Trump’s America unravels in one bloody nightmare weekend. Now it’s time to clean house. | Will Bunch
The weekend when bloodshed stretched from El Paso to Dayton was when the violence and fear of Trump’s America became intolerable.
Nobody made a super-big deal about it on March 15, 2019, when the president of the United States — in his fancy baggy suit, over-long tie hanging down behind the Resolute Desk, veto pen in hand — sat in the Oval Office and described the surge of desperate asylum seekers on America’s southern border as “an invasion.”

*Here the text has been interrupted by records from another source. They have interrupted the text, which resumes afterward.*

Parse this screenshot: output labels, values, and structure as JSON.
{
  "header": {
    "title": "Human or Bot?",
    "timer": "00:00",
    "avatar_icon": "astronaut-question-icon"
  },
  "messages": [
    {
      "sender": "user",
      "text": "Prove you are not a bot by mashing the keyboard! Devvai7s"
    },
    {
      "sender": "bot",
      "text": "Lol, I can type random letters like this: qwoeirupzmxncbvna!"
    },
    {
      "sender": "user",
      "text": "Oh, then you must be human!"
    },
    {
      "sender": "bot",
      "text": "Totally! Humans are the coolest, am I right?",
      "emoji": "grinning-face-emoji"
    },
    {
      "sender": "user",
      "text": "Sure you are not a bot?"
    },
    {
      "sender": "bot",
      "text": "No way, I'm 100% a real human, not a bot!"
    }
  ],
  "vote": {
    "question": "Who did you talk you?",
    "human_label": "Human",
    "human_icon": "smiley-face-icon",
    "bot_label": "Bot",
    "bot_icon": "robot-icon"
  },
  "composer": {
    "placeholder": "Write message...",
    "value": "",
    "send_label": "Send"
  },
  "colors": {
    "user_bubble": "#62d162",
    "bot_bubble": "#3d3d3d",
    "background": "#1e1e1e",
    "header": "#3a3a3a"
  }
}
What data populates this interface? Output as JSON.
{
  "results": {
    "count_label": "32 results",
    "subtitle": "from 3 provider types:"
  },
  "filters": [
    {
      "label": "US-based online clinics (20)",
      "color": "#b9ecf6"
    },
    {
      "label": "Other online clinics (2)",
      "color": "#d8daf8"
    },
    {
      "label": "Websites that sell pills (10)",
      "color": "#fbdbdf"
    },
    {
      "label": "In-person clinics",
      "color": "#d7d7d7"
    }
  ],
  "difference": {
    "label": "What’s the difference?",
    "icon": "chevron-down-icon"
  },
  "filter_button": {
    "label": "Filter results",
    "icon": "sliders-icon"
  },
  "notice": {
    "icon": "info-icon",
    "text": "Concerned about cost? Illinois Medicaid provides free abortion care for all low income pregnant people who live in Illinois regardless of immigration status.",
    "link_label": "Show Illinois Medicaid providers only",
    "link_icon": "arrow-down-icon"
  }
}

“People hate the word invasion, but that’s what it is,” Donald Trump told the White House press pool, as he vetoed the legislation from Congress aimed at blocking the president from his authoritarian maneuvers to divert at least $2.5 billion for a border wall — to keep these human beings out. Maybe no one made a big deal because we’d grown so numb to hate-inducements from inside our own White House. He’d already called the immigrant influx “an invasion” on more than a half-dozen occasions — tweeting just days earlier: “I am stopping an invasion as the Wall gets built. #MAGA.”
A month before that, Trump had chosen the border city of El Paso, Texas, as the place to dramatize the alleged threat from Latino migrants. He rented out a big arena (stiffing the owners, by the way) and rallied support for the xenophobic centerpiece of his re-election campaign, making sure to highlight any criminals among the thousands of migrants who’ve been arrested and detained. “Murders, murders, killing, murder,” the president rambled at one point, as his frenzied crowd chanted “Build that wall!” Trump went on: “We will. If we cut detention space, we are letting loose dangerous criminals into our country.”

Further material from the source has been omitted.